Es verging geraume Zeit, Fandorin war nahe daran, ohne Aufforderung einzutreten, da erschien das martialische Bartgesicht wieder im Türspalt.

»Ihre Erlaucht empfangen, aber Russisch können Sie vergessen, Mr. Cunningham hat keine Muße zum Übersetzen, er hat Wichtigeres zu tun. Höchstens, Sie könnten sich französisch ausdrücken .«

Man hörte heraus, wie wenig der Türhüter an eine solche Möglichkeit glaubte.

»Genausogut englisch«, beschied Fandorin in kühlem Ton. »Wohin muß ich?«

»Ich gehe vor. Bitte zu folgen.«

Durch ein blitzsauberes, mit Möbelleinen tapeziertes Vestibül und einen sonnenüberfluteten Korridor mit einer Reihe hoher holländischer Fenster folgte Fandorin dem Recken zu einer goldverzierten weißen Tür.

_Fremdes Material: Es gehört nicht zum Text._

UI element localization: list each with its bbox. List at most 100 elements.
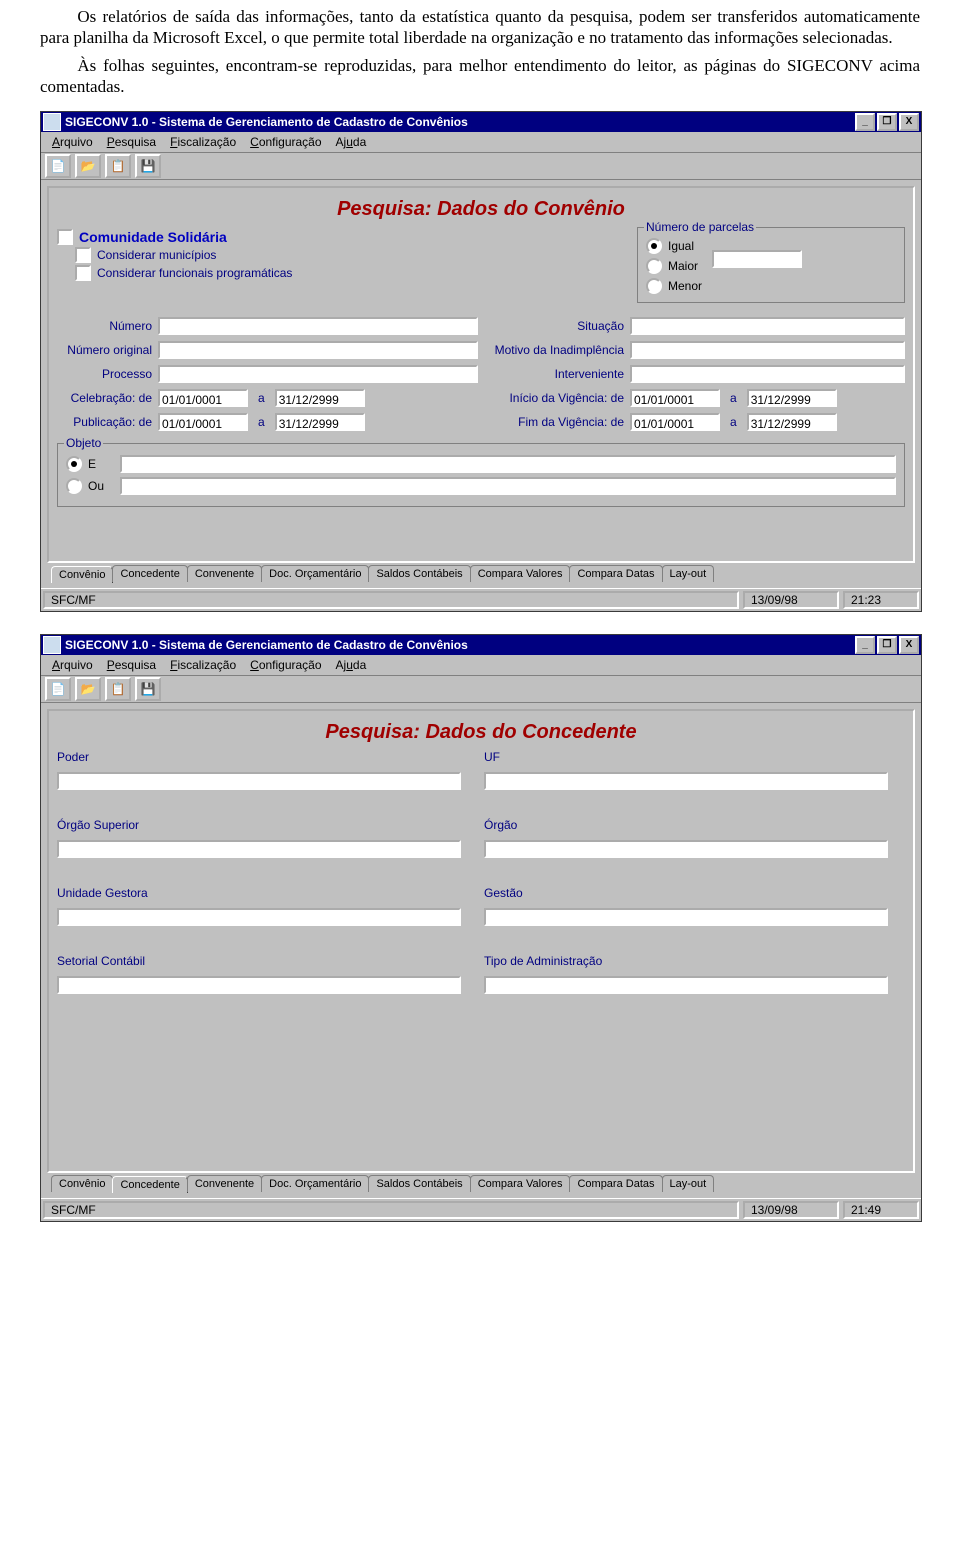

Daß das Gespräch in Englisch geführt werden würde, brachte Fandorin nicht in Verlegenheit. Er war in der Obhut von Nanny Lizbeth (in strengen Augenblicken zuweilen: Mrs. Jason) aufgewachsen, einer waschechten englischen Amme. Sie war eine herzensgute, fürsorgliche, dabei streng auf Etikette bedachte alte Jungfer, die man - der Berufsehre wegen - keinesfalls mit »Miss«, nur mit »Mistress« ansprechen durfte. Lizbeth hatte ihren Schützling gelehrt, pünktlich aufzustehen - sommers um halb sieben und winters um halb acht -, beim Zähneputzen bis zweihundert zu zählen, sich nie ganz satt zu essen, und was es sonst noch an Qualitäten gibt, die einen echten Gentleman ausmachen.

Eine sanfte Frauenstimme antwortete auf sein Klopfen:

»Come in! Entrez!«

Fandorin reichte dem Türhüter seine Mütze und trat ein.

Er kam in ein großes, üppig möbliertes Kabinett, dessen Mittelpunkt ein riesiger Mahagonischreibtisch war. Dahinter saß eine grauhaarige Dame, die einen angenehmen, ja, ausgesprochen gemütlichen Eindruck machte. Die blauen Augen hinter dem goldenen Kneifer sprühten geradezu vor Freundlichkeit und Lebendigkeit. Das nicht sehr anmutige Gesicht mit der entenschnäbligen Nase und dem großen, lächelnden Mund gefiel Fandorin auf Anhieb.